The Quality Payment Program (QPP) reporting period, a part of the Medicare Access and CHIP Reauthorization Act of 2015 (MACRA), officially began on January 1st, 2017. Providers have between now and October 1st to begin their quality reporting for MACRA in order to ensure they won’t receive negative payment adjustments in 2019.
Though MACRA has the best of intentions in implementing a value-based care system, it has been met with a level of uncertainty. This comes particularly from smaller practices that may not have the proper support and resources for such an undertaking. A Deloitte survey reported that 50% of physicians had never heard of MACRA. 32% recognized the name, but did not know of the requirements of the law. 58% said they would choose to participate in larger organizations to minimize individual financial risk and gain access to resources for MACRA.
MACRA for Providers
Steps have been taken, however, to help individual and small practices better prepare for the requirements. There is a low-volume threshold for the program, which is designed to protect smaller practices from facing potential penalties. In order to be eligible for the QPP, providers need to bill more than $30,000 with Medicare Part B and must have more than 100 Medicare patients each year.
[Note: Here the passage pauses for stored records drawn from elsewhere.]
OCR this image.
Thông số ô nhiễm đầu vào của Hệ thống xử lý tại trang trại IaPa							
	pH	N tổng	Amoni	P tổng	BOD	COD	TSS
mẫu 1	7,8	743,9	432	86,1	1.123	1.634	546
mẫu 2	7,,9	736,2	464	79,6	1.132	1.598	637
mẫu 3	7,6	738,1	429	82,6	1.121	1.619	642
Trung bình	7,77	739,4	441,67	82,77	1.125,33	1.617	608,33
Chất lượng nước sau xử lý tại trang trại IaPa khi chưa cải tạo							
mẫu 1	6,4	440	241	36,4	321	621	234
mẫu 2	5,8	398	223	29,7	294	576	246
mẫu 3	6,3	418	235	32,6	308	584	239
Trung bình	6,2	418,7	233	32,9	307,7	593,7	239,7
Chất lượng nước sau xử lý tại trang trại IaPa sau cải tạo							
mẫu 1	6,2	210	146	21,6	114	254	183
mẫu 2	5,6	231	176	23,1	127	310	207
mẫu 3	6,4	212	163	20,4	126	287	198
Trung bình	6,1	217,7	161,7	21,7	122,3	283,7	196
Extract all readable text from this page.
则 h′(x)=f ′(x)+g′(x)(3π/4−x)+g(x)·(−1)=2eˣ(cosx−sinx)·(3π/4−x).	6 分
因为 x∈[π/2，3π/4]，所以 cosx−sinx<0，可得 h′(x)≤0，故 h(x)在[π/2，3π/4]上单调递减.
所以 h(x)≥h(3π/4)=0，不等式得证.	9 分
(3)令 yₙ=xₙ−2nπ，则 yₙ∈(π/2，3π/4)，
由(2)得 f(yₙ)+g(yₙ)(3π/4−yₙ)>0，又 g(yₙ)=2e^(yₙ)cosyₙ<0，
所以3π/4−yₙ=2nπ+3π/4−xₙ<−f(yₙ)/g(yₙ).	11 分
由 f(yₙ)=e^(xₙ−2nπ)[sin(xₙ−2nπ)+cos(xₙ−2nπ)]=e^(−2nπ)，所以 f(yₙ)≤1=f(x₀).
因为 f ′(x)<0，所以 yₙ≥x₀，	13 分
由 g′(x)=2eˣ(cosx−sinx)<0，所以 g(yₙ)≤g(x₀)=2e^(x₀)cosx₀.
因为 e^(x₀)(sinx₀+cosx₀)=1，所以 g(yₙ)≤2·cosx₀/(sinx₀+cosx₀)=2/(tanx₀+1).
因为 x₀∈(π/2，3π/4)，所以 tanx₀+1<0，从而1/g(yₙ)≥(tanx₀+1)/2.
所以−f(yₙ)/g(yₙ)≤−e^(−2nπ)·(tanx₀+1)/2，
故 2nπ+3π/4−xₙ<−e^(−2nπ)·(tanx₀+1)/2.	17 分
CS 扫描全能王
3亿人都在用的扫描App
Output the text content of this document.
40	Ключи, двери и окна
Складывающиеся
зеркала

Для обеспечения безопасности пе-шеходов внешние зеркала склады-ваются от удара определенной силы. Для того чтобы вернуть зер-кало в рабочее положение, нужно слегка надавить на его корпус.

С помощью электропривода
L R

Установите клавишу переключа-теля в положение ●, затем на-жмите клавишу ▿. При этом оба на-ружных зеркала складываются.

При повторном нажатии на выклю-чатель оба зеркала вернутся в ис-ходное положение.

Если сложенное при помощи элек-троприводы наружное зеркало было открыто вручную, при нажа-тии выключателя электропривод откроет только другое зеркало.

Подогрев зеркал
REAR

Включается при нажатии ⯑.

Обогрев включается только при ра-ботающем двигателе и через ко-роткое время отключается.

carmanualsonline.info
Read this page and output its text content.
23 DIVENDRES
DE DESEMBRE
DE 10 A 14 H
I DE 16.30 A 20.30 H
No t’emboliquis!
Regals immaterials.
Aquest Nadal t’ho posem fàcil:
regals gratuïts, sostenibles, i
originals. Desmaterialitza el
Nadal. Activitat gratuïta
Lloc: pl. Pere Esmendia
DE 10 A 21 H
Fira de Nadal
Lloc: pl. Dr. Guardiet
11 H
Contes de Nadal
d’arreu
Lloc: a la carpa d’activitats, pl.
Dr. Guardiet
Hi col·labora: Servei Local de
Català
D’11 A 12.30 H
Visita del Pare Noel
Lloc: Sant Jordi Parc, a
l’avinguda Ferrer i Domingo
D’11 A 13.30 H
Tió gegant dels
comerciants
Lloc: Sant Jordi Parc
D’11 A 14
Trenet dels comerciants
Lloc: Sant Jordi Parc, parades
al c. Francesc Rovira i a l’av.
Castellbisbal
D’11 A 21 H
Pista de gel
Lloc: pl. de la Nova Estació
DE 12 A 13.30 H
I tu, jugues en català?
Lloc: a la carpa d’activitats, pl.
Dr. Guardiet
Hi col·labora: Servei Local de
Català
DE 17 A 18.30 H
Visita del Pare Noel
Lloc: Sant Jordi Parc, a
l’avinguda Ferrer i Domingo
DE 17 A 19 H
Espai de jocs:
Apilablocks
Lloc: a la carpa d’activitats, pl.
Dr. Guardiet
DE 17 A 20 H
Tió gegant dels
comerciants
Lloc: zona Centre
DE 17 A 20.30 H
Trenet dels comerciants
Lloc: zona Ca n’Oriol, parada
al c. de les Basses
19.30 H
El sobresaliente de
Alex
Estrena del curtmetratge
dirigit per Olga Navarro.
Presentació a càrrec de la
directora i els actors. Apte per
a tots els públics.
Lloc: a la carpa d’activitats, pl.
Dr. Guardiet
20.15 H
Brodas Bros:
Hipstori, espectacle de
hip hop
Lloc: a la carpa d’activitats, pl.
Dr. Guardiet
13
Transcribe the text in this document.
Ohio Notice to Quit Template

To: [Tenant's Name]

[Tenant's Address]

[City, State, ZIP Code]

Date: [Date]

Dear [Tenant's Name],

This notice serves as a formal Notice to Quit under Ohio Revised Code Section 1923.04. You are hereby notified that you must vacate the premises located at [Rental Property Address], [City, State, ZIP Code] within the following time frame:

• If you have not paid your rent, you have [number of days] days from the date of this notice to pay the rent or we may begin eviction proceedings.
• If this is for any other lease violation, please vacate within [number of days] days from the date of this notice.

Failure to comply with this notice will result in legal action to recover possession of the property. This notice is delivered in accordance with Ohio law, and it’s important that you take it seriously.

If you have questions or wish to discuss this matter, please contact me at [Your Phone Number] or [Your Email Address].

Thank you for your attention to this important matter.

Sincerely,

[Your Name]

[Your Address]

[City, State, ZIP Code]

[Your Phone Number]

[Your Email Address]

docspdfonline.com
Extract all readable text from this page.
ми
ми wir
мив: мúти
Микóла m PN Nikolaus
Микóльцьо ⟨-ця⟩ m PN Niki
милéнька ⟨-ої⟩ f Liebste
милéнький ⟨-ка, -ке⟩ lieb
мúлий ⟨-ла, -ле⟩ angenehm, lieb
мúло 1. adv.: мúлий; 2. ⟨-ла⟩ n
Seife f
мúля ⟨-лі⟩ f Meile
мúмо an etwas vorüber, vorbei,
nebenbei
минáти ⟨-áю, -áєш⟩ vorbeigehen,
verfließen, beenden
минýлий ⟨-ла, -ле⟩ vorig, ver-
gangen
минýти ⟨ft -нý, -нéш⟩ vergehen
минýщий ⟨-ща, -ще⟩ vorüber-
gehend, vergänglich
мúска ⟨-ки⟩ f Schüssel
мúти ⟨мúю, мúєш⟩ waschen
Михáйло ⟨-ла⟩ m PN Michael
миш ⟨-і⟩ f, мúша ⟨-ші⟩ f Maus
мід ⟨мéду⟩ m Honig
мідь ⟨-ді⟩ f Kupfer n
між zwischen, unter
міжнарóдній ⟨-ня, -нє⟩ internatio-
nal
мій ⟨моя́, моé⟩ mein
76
The Centers for Medicare and Medicaid Services (CMS) also announced last week that they would give $20 million dollars to 11 community-based organizations in efforts to providing small practices with more training and resources regarding the QPP. CMS plans to invest at least $100 million over the course of 5 years in support of this program. In addition, the Department of Health and Human Services (HHS) announced last year they will offer $100 million in funding over 5 years to prepare small practices, especially in rural and underserved areas.
For those who don’t know, there will be two paths for providers and hospitals to choose from: the Merit-Based Incentive Payment System (MIPS) and Advanced Alternative Payment Models (APMs). CMS is offering four different MIPS participation options to allow providers to “pick their pace”:
- Test the program
- Participate for part of the calendar year
- Participate for the full calendar year
- Participate in an Alternative Payment Model in 2017
Providers who see 20% of their Medicare patients or receive 25% of their Medicare payments through an Advanced APM will earn 5% incentive payments in 2019 for “taking on some risk related to their patients’ outcomes”, according to the Quality Payment Program website.
Why Value-Based Care?
A value-based payment model emphasizes paying providers based on the quality of patient care rather than the number of patients they see (fee-for-service). Some of the benefits of this model include:
- Efficient patient cycles
- Better patient experience
- Cost effective treatment
While providers are hesitant about the program, CMS is making several efforts to ensure a smooth transition. Restructuring the current payment model and implementing a value-based care system is in the best interest of the healthcare industry, emphasizing the importance of patient care.